Love and Death

The Bayeux Tapestry depicting the Battle of Hastings 1066 may seem an odd choice today. All I am trying to show are “quivers” which feature in Kipling’s short poem entitled The Explanation and written in 1890. Sometimes I can compare a poem with chocolate cake! Seriously! When its good there is noting else to compare. I enjoy Kipling’s poem which sets up the scene at a tavern door when Love and Death call for wine and each throw their quiver to the grass. Then when all the drinking is done, they gather them up but this time the arrows are all mixed up.
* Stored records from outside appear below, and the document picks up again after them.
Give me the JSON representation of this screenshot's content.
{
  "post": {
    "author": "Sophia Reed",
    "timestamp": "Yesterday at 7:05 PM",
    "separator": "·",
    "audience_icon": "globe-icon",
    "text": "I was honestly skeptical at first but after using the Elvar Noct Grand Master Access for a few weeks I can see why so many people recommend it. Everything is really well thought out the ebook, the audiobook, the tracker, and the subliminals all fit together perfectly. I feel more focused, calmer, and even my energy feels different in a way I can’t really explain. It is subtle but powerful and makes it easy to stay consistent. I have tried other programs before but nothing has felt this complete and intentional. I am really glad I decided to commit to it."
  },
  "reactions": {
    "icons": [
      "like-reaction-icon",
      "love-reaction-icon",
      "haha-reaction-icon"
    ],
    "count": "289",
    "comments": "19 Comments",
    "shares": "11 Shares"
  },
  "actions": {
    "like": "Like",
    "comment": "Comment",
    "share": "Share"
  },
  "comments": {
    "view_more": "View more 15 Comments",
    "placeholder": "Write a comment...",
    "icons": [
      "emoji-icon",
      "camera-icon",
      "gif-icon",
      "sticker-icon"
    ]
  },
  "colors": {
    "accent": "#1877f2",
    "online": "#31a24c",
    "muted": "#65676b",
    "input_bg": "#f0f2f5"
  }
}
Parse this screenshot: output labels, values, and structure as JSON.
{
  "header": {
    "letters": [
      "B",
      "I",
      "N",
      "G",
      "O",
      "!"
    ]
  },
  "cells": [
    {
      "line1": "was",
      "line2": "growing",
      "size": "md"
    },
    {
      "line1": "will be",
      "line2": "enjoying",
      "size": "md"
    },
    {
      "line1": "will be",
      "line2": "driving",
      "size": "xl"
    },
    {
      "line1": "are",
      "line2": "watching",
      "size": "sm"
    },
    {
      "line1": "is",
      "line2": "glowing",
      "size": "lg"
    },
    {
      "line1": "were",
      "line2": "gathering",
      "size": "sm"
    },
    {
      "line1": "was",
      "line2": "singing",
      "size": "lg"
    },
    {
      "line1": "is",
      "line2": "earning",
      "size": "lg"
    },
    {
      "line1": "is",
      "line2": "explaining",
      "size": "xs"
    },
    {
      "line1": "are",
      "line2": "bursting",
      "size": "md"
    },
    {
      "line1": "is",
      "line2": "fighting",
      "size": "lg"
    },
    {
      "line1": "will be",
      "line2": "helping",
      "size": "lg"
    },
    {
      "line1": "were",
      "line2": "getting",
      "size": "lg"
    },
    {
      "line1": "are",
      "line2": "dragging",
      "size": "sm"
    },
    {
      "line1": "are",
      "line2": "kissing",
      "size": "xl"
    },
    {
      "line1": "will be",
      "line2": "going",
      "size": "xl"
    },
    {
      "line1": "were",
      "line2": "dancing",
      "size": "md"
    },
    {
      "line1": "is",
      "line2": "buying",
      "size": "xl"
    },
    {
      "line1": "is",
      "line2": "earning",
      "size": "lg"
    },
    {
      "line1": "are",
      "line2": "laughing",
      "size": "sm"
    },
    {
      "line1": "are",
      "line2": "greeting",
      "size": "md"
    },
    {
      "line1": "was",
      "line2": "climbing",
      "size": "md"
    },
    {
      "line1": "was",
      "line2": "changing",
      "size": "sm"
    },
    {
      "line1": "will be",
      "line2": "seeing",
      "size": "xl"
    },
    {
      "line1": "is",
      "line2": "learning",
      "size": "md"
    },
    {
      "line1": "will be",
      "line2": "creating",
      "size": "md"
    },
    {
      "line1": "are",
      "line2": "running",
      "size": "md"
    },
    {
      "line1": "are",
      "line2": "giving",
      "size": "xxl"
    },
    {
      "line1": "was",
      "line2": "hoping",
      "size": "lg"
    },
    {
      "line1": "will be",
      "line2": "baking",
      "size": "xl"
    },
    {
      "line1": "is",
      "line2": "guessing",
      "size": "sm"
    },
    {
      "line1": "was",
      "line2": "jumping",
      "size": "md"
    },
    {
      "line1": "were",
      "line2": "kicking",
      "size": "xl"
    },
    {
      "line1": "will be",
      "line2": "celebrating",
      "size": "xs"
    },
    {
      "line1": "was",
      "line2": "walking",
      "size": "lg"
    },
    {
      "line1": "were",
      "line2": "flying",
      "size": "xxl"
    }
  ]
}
It is just a playful moment full of imagination. I will offer no explanation to the poem The Explanation I will leave that for you to ponder. However, let me share with you one silly memory. In 2008, I stood outside the Church of Gethsemane, in Gethsemane Israel and there on the outside wall was a reminder to tour guides that on entry you must not stay too long –“no explanations inside the church” – It caused me to quietly chuckle as I pondered that the church for centuries has been trying and continues to try to offer explanations, each and every Sunday! Do Enjoy!

The Explanation

1890

Love and Death once ceased their strife
At the Tavern of Man’s Life.
Called for wine, and threw — alas! —
Each his quiver on the grass.
When the bout was o’er they found
Mingled arrows strewed the ground.
Hastily they gathered then
Each the loves and lives of men.
Ah, the fateful dawn deceived!
Mingled arrows each one sheaved;
Death’s dread armoury was stored
With the shafts he most abhorred;
Love’s light quiver groaned beneath
Venom-headed darts of Death.
Thus it was they wrought our woe
At the Tavern long ago.
Tell me, do our masters know,
Loosing blindly as they fly,
Old men love while young men die?

Prayer:
Loving God,
hear our daily prayer
as we seek to bid you
to become part of our life and
as we seek to become part of your life, O eternal God.
May your love O Holy God, transform us so that
we become more holy and more human.
As we live this your gift of life remind us
of our mortality and through your eternal promise
may we live without fear of death.
Although we will forever seek
to comprehend the incomprehensible, save us
from being caught up in the search for
explanations.
Help us to accept the holy mystery, not just of your
birth, death, and resurrection in the person of Jesus but
also the mystery of our own birth, death, and resurrection in
and through the grace and love of Christ Jesus. Amen.